Here is the final report for our project, GoActive:
cse477-goactive-final-report.pdf (490.8KB)
I modeled a first draft of the case we'll 3D print to house the battery and PCB for our device. Here are some screenshots:
The bottom of the case, with clips to hold it to the belt.
The top of the case. The upper compartment is to hold the PCB, and the lower compartment will hold the battery. The hole between the compartments is for running the wires for the battery. The gap in the wall of the PCB compartment is to expose the micro-USB connector.
The case from the side to show the shape of the clips.
The case lid, with a lip that will fit in the top of the PCB compartment.
This is just a first draft, and there's some things I need to improve. One idea we had is to have the battery be inserted through a larger hole in the PCB compartment, so that it's not exposed to the outside. We also want to have a switch that is engaged when the device is not being worn (i.e. when there's nothing in the belt clip). Our idea for that was to recess small buttons in the back surface of the case, and make the clips have posts on them that would actuate the buttons when the clips weren't being worn. However, I'm not sure how we would make this work, considering there wouldn't be a PCB surface to mount buttons to, and buttons of other mounting styles would be too bulky and deep. Other ideas we had for a "deadman" switch seemed too difficult to engineer in the time we have, and/or unreliable.

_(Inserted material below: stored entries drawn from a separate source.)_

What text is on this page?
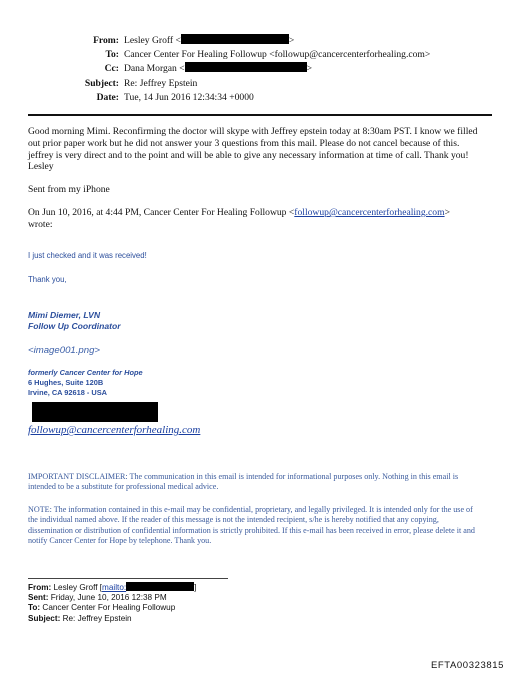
From: Lesley Groff <	>
To: Cancer Center For Healing Followup <followup@cancercenterforhealing.com>
Cc: Dana Morgan <	>
Subject: Re: Jeffrey Epstein
Date: Tue, 14 Jun 2016 12:34:34 +0000

Good morning Mimi. Reconfirming the doctor will skype with Jeffrey epstein today at 8:30am PST. I know we filled out prior paper work but he did not answer your 3 questions from this mail. Please do not cancel because of this. jeffrey is very direct and to the point and will be able to give any necessary information at time of call. Thank you! Lesley

Sent from my iPhone

On Jun 10, 2016, at 4:44 PM, Cancer Center For Healing Followup <followup@cancercenterforhealing.com>

wrote:

I just checked and it was received!
Thank you,
Mimi Diemer, LVN
Follow Up Coordinator
<image001.png>
formerly Cancer Center for Hope
6 Hughes, Suite 120B
Irvine, CA 92618 - USA
followup@cancercenterforhealing.com

IMPORTANT DISCLAIMER: The communication in this email is intended for informational purposes only. Nothing in this email is intended to be a substitute for professional medical advice.

NOTE: The information contained in this e-mail may be confidential, proprietary, and legally privileged. It is intended only for the use of the individual named above. If the reader of this message is not the intended recipient, s/he is hereby notified that any copying, dissemination or distribution of confidential information is strictly prohibited. If this e-mail has been received in error, please delete it and notify Cancer Center for Hope by telephone. Thank you.

From: Lesley Groff [mailto:	]
Sent: Friday, June 10, 2016 12:38 PM
To: Cancer Center For Healing Followup
Subject: Re: Jeffrey Epstein
EFTA00323815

I sent the previous UI prototype to Dori to ask her opinion on it and to ask for examples of the feedback they currently give to patients. She sent back examples and some feedback on the prototype. She also forwarded it to their group at UCSD, who sent us examples of the graphs that were the most popular among their participants.We got some good feedback on what elements of the UI were liked, and what parts they didn't think were necessary. A summary:
- The Details screen included the same numbers as the Summary, which was unnecessary. It should focus on showing the breaks in sitting throughout the day as this is "one of the most important concepts for health benefits".
- They would like activity (walking/moving/etc) separated from standing time in the analysis.

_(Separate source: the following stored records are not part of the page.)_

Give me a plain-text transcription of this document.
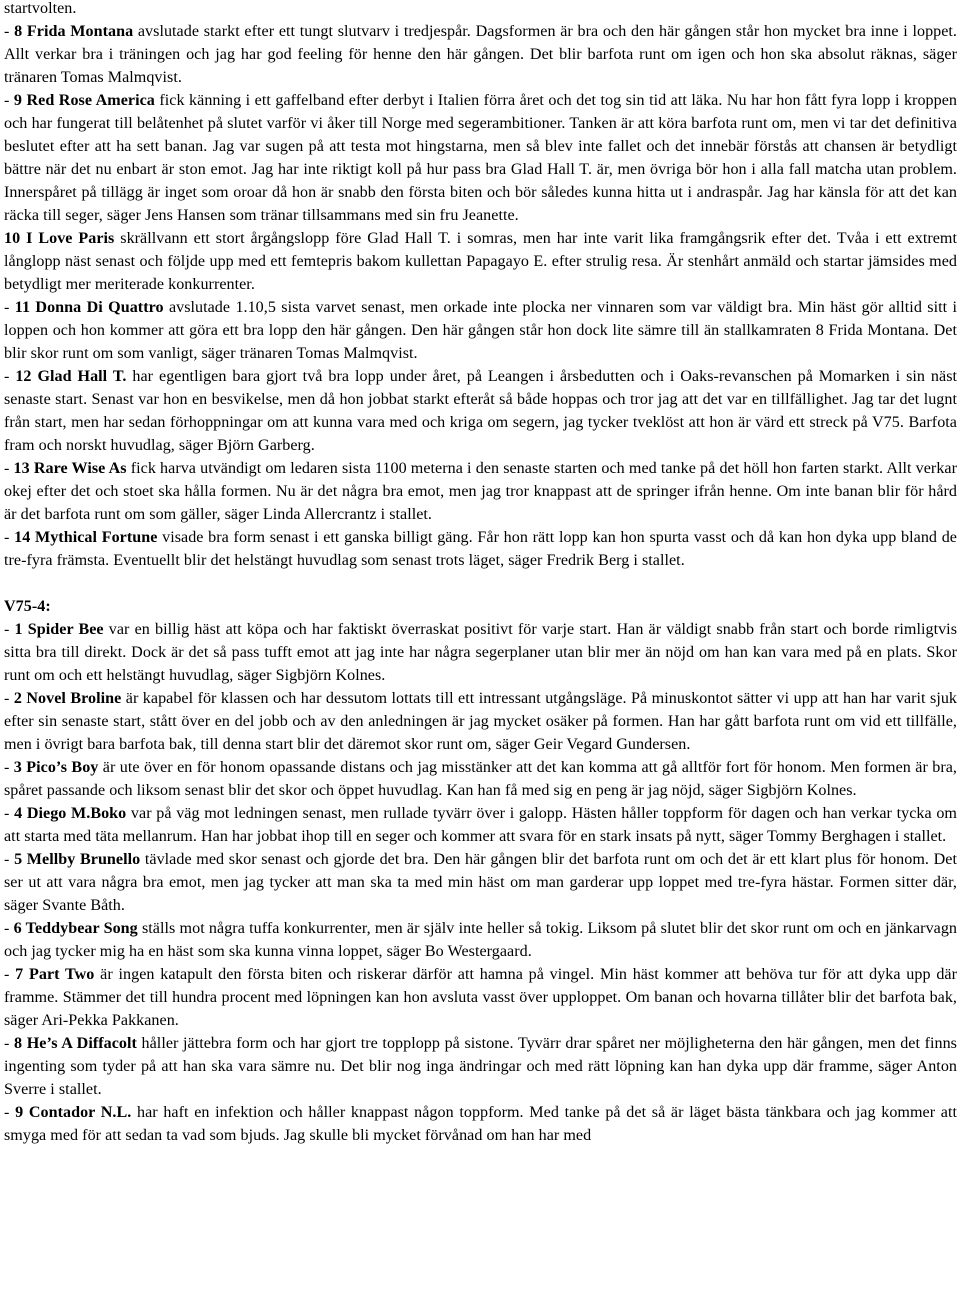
startvolten.

- 8 Frida Montana avslutade starkt efter ett tungt slutvarv i tredjespår. Dagsformen är bra och den här gången står hon mycket bra inne i loppet. Allt verkar bra i träningen och jag har god feeling för henne den här gången. Det blir barfota runt om igen och hon ska absolut räknas, säger tränaren Tomas Malmqvist.

- 9 Red Rose America fick känning i ett gaffelband efter derbyt i Italien förra året och det tog sin tid att läka. Nu har hon fått fyra lopp i kroppen och har fungerat till belåtenhet på slutet varför vi åker till Norge med segerambitioner. Tanken är att köra barfota runt om, men vi tar det definitiva beslutet efter att ha sett banan. Jag var sugen på att testa mot hingstarna, men så blev inte fallet och det innebär förstås att chansen är betydligt bättre när det nu enbart är ston emot. Jag har inte riktigt koll på hur pass bra Glad Hall T. är, men övriga bör hon i alla fall matcha utan problem. Innerspåret på tillägg är inget som oroar då hon är snabb den första biten och bör således kunna hitta ut i andraspår. Jag har känsla för att det kan räcka till seger, säger Jens Hansen som tränar tillsammans med sin fru Jeanette.

10 I Love Paris skrällvann ett stort årgångslopp före Glad Hall T. i somras, men har inte varit lika framgångsrik efter det. Tvåa i ett extremt långlopp näst senast och följde upp med ett femtepris bakom kullettan Papagayo E. efter strulig resa. Är stenhårt anmäld och startar jämsides med betydligt mer meriterade konkurrenter.

- 11 Donna Di Quattro avslutade 1.10,5 sista varvet senast, men orkade inte plocka ner vinnaren som var väldigt bra. Min häst gör alltid sitt i loppen och hon kommer att göra ett bra lopp den här gången. Den här gången står hon dock lite sämre till än stallkamraten 8 Frida Montana. Det blir skor runt om som vanligt, säger tränaren Tomas Malmqvist.

- 12 Glad Hall T. har egentligen bara gjort två bra lopp under året, på Leangen i årsbedutten och i Oaks-revanschen på Momarken i sin näst senaste start. Senast var hon en besvikelse, men då hon jobbat starkt efteråt så både hoppas och tror jag att det var en tillfällighet. Jag tar det lugnt från start, men har sedan förhoppningar om att kunna vara med och kriga om segern, jag tycker tveklöst att hon är värd ett streck på V75. Barfota fram och norskt huvudlag, säger Björn Garberg.

- 13 Rare Wise As fick harva utvändigt om ledaren sista 1100 meterna i den senaste starten och med tanke på det höll hon farten starkt. Allt verkar okej efter det och stoet ska hålla formen. Nu är det några bra emot, men jag tror knappast att de springer ifrån henne. Om inte banan blir för hård är det barfota runt om som gäller, säger Linda Allercrantz i stallet.

- 14 Mythical Fortune visade bra form senast i ett ganska billigt gäng. Får hon rätt lopp kan hon spurta vasst och då kan hon dyka upp bland de tre-fyra främsta. Eventuellt blir det helstängt huvudlag som senast trots läget, säger Fredrik Berg i stallet.

V75-4:

- 1 Spider Bee var en billig häst att köpa och har faktiskt överraskat positivt för varje start. Han är väldigt snabb från start och borde rimligtvis sitta bra till direkt. Dock är det så pass tufft emot att jag inte har några segerplaner utan blir mer än nöjd om han kan vara med på en plats. Skor runt om och ett helstängt huvudlag, säger Sigbjörn Kolnes.

- 2 Novel Broline är kapabel för klassen och har dessutom lottats till ett intressant utgångsläge. På minuskontot sätter vi upp att han har varit sjuk efter sin senaste start, stått över en del jobb och av den anledningen är jag mycket osäker på formen. Han har gått barfota runt om vid ett tillfälle, men i övrigt bara barfota bak, till denna start blir det däremot skor runt om, säger Geir Vegard Gundersen.

- 3 Pico’s Boy är ute över en för honom opassande distans och jag misstänker att det kan komma att gå alltför fort för honom. Men formen är bra, spåret passande och liksom senast blir det skor och öppet huvudlag. Kan han få med sig en peng är jag nöjd, säger Sigbjörn Kolnes.

- 4 Diego M.Boko var på väg mot ledningen senast, men rullade tyvärr över i galopp. Hästen håller toppform för dagen och han verkar tycka om att starta med täta mellanrum. Han har jobbat ihop till en seger och kommer att svara för en stark insats på nytt, säger Tommy Berghagen i stallet.

- 5 Mellby Brunello tävlade med skor senast och gjorde det bra. Den här gången blir det barfota runt om och det är ett klart plus för honom. Det ser ut att vara några bra emot, men jag tycker att man ska ta med min häst om man garderar upp loppet med tre-fyra hästar. Formen sitter där, säger Svante Båth.

- 6 Teddybear Song ställs mot några tuffa konkurrenter, men är själv inte heller så tokig. Liksom på slutet blir det skor runt om och en jänkarvagn och jag tycker mig ha en häst som ska kunna vinna loppet, säger Bo Westergaard.

- 7 Part Two är ingen katapult den första biten och riskerar därför att hamna på vingel. Min häst kommer att behöva tur för att dyka upp där framme. Stämmer det till hundra procent med löpningen kan hon avsluta vasst över upploppet. Om banan och hovarna tillåter blir det barfota bak, säger Ari-Pekka Pakkanen.

- 8 He’s A Diffacolt håller jättebra form och har gjort tre topplopp på sistone. Tyvärr drar spåret ner möjligheterna den här gången, men det finns ingenting som tyder på att han ska vara sämre nu. Det blir nog inga ändringar och med rätt löpning kan han dyka upp där framme, säger Anton Sverre i stallet.

- 9 Contador N.L. har haft en infektion och håller knappast någon toppform. Med tanke på det så är läget bästa tänkbara och jag kommer att smyga med för att sedan ta vad som bjuds. Jag skulle bli mycket förvånad om han har med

- They currently use bar charts to show daily stats on how long a patient spent lying, sitting, standing, and moving, either with the bars separated or with them stacked on each other and distinguished by color.
The UCSD group also mentioned they would like a feature where the application asks patients how they are feeling throughout the day and tracks that as well; however, this would be a stretch to implement in the time we have available.
Based on the feedback, last week I drew a revised paper prototype for the Details and Week View screens. For the Week View I decided to use separate bars for lying, sitting, etc., but we could also stack them into a single bar for each day. This might make the UI less visually noisy, but I feel it could make it a little harder to compare the size of each bar between days.
For the Details screen, I filled in the graph with different shades to represent the different categories. In the finished version, this would be colored. The examples Dori sent us use a "stoplight" color scheme: red for sitting, yellow for standing, and green for moving. The examples from UCSD use the same color scheme, plus purple for sleeping time. We would probably adopt the same color scheme for our application.
For the next week, I plan to CAD up a case that will hold our battery and PCB. I've got some experience with Solidworks and with 3D printing so it should go fairly quickly once I figure out how to use the Dimension printer we've got in the lab. I'll need to figure out the precise dimensions of the battery and the PCB with our components attached, so that I can make a case that's compact but still fits everything. I'm planning to make the exterior gently curved, so that it will fit nicely on the hip, which will make the design somewhat more complex. Also, we'll need it to be in two pieces so we can put the hardware inside it, and the way those pieces will attach is still up in the air. We may resort to using one or two small screws to hold it together.
I did a first draft paper prototype of what our phone application UI might look like. This will no doubt change a lot as we communicate with Dori Rosenberg from Group Health about what they would like the data visualization to look like.I didn't draw the interface for pairing the phone and the device yet. The part I'm most unsure of is the calendar display; It might be better to display the summary information on the calendar visually, rather than using numeric times.
We acquired a TI SensorTag to use as a prototype for our posture sensor. Steven spent some time in Matlab doing data mining to figure out how to recognize sitting, standing, lying down, and walking from sample data we took with our first prototype.This week we will be modifying the SensorTag firmware to attempt to recognize posture using accelerometer data on the SensorTag itself. Soon we'll start working on developing an iOS application to receive posture logs from the chip over bluetooth.
This week we'll also be starting to design a circuitboard for our product. We hope to send off the design to be fabricated early next week, so we can get the board back the week after, then solder on the components, design and print a case, and test our application on the actual board.
We collected some data from a Megamini R4 board taped to the upper leg, to see how difficult it will be to detect sitting and standing.
Our test setup.
The Matlab output of our data. We collected the data using Teraterm from the serial output of the arduino, and formatted and graphed it using Matlab. We started with sitting, and transitioned to standing and back to sitting again. The transitions can be clearly seen, particularly in the first and third graphs (X and Z accel). The next step is to determine how difficult it will be to detect these transitions and not other activity.